Durante todo o experimento não foi possível observar alterações clínicas nem lesões macroscópicas nas aves. A pesquisa de Salmonella não possibilitou a contagem de UFC das bactérias, sugerindo que a SM sofre interferências que podem ser provenientes do sistema imune das aves ou de outras bactérias.
Conclusões
Conclui-se que os tratamentos nos quais as aves foram administradas, via oral, com SM a propagação desta para os diferentes órgãos analisados foi mais rápida quando comparadas com aquelas aves sadias que foram mantidas em contato por 24 horas com as aves infectadas.
Bibliografia
Berchieri JA. 2000. Salmoneloses aviárias. pp. 185-195. In: Berchieri Júnior A & Macari M (Eds.). Doenças das aves. Facta, Campinas.
Gorham SL, Kadavil K, Lambert H, Vaughan E, Pert B, Abel J. 1991. Persistence of Salmonella enteritidis in young chickens. Avian Pathol. 20:433-437.

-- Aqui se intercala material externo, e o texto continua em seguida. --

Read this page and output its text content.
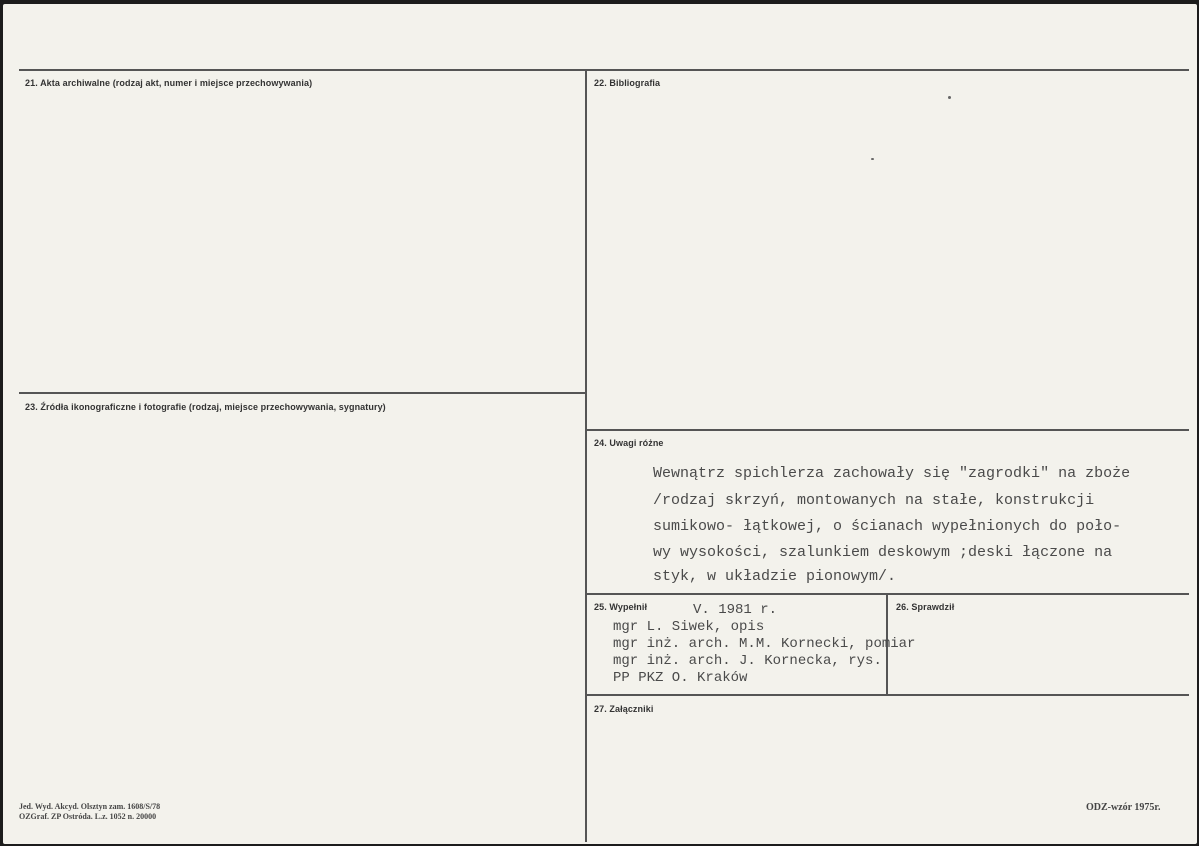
21. Akta archiwalne (rodzaj akt, numer i miejsce przechowywania)	22. Bibliografia
23. Źródła ikonograficzne i fotografie (rodzaj, miejsce przechowywania, sygnatury)
24. Uwagi różne
25. Wypełnił	26. Sprawdził
27. Załączniki
Wewnątrz spichlerza zachowały się "zagrodki" na zboże
/rodzaj skrzyń, montowanych na stałe, konstrukcji
sumikowo- łątkowej, o ścianach wypełnionych do poło-
wy wysokości, szalunkiem deskowym ;deski łączone na
styk, w układzie pionowym/.
V. 1981 r.
mgr L. Siwek, opis
mgr inż. arch. M.M. Kornecki, pomiar
mgr inż. arch. J. Kornecka, rys.
PP PKZ O. Kraków
Jed. Wyd. Akcyd. Olsztyn zam. 1608/S/78
OZGraf. ZP Ostróda. L.z. 1052 n. 20000
ODZ-wzór 1975r.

Desmidt M, Ducatelle R, Haesebrouck F. 1996. Pathogenesis of Salmonella enteritidis phage type four after experimental infection of young chickens. Vet Microbiol. 56:99-109.
Desmidt M, Ducatelle R, Haesebrouck F. 1998. Serological and Bacteriological observations on experimental infection with Salmonella Hadar in chickens. Vet Microbiol. 60:259-269.
Ferreira AJP. 1994. Salmonelose Aviária. Relatório do Departamento de Patologia, Faculdade de Medicina Veterinária e Zootecnia, USP. SP.
Morse EV & Duncan MA. 1974. Salmonellosis an environmental health problem. J Am Vet Med Assoc. 165:1015-1019.
National Research Council (NRC). 1994. Nutrient requirements of poultry. 9th rev.ed. National Academy Press: Washington, D.C.
Silva EAJ. 1999. Manual de Controle Higiênico - Sanitário em Alimentos. 3ª ed. Varela, São Paulo.